This is a sample template for sam-app - Below is a brief explanation of what we have generated for you:
.
├── README.md <-- This instructions file
├── src/functions <-- Source code for a lambda function
│ └── app.py <-- Lambda function code
├── requirements.txt <-- Python dependencies
├── template.yaml <-- SAM template
└── tests <-- Unit tests
└── unit
├── __init__.py
└── test_handler.py
- AWS CLI already configured with at least PowerUser permission
- Python 3 installed
- Docker installed
Invoking function locally through local API Gateway
sam local start-api --env-vars sam-local.json
If the previous command ran successfully you should now be able to hit the following local endpoint to invoke your function http://localhost:3000/hello
SAM CLI is used to emulate both Lambda and API Gateway locally and uses our template.yaml
to understand how to bootstrap this environment (runtime, where the source code is, etc.) - The following excerpt is what the CLI will read in order to initialize an API and its routes:
...
Events:
HelloWorld:
Type: Api # More info about API Event Source: https://github.com/awslabs/serverless-application-model/blob/master/versions/2016-10-31.md#api
Properties:
Path: /hello
Method: get
Run the following command to package our Lambda function to S3:
sam package \
--template-file template.yaml \
--output-template-file packaged.yaml \
--s3-bucket REPLACE_THIS_WITH_YOUR_S3_BUCKET_NAME
Next, the following command will create a Cloudformation Stack and deploy your SAM resources.
sam deploy \
--template-file packaged.yaml \
--stack-name sam-app \
--capabilities CAPABILITY_IAM
See Serverless Application Model (SAM) HOWTO Guide for more details in how to get started.
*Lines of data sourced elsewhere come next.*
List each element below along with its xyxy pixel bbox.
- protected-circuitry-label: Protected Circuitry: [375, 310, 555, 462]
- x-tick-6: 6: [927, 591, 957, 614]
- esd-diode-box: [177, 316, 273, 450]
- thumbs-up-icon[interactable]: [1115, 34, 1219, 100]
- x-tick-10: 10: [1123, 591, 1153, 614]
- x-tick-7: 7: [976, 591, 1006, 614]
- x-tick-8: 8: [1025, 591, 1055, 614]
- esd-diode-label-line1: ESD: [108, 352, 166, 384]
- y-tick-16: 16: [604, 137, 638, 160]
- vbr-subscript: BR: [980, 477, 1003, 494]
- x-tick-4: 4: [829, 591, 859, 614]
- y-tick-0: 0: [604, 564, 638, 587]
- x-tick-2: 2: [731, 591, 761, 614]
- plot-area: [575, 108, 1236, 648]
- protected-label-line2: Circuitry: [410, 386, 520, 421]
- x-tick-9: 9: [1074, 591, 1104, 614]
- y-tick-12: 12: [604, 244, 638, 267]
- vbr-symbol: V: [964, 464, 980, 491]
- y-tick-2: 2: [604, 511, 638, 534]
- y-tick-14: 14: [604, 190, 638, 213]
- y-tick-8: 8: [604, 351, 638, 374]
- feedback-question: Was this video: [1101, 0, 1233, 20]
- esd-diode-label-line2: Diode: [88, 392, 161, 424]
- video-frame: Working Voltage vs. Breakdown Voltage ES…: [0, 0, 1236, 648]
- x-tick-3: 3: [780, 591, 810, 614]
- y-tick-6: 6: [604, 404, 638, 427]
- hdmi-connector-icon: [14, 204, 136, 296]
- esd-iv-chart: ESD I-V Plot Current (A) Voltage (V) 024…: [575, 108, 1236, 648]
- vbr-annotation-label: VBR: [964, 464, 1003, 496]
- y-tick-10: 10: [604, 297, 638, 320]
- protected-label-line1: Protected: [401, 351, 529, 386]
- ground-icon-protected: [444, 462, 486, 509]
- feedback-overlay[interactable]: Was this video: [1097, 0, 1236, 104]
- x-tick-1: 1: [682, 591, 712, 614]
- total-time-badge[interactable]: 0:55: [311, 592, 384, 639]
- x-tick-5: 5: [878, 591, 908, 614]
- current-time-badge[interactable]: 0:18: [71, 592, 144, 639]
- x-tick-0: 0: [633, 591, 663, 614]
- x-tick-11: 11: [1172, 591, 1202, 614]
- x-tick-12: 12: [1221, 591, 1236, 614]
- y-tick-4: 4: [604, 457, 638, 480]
After deployment is complete you can run the following command to retrieve the API Gateway Endpoint URL:
aws cloudformation describe-stacks \
--stack-name sam-app \
--query 'Stacks[].Outputs'
We use Pytest for testing our code and you can install it using pip: pip install pytest
Next, we run pytest
against our tests
folder to run our initial unit tests:
python -m pytest tests/ -v
NOTE: It is recommended to use a Python Virtual environment to separate your application development from your system Python installation.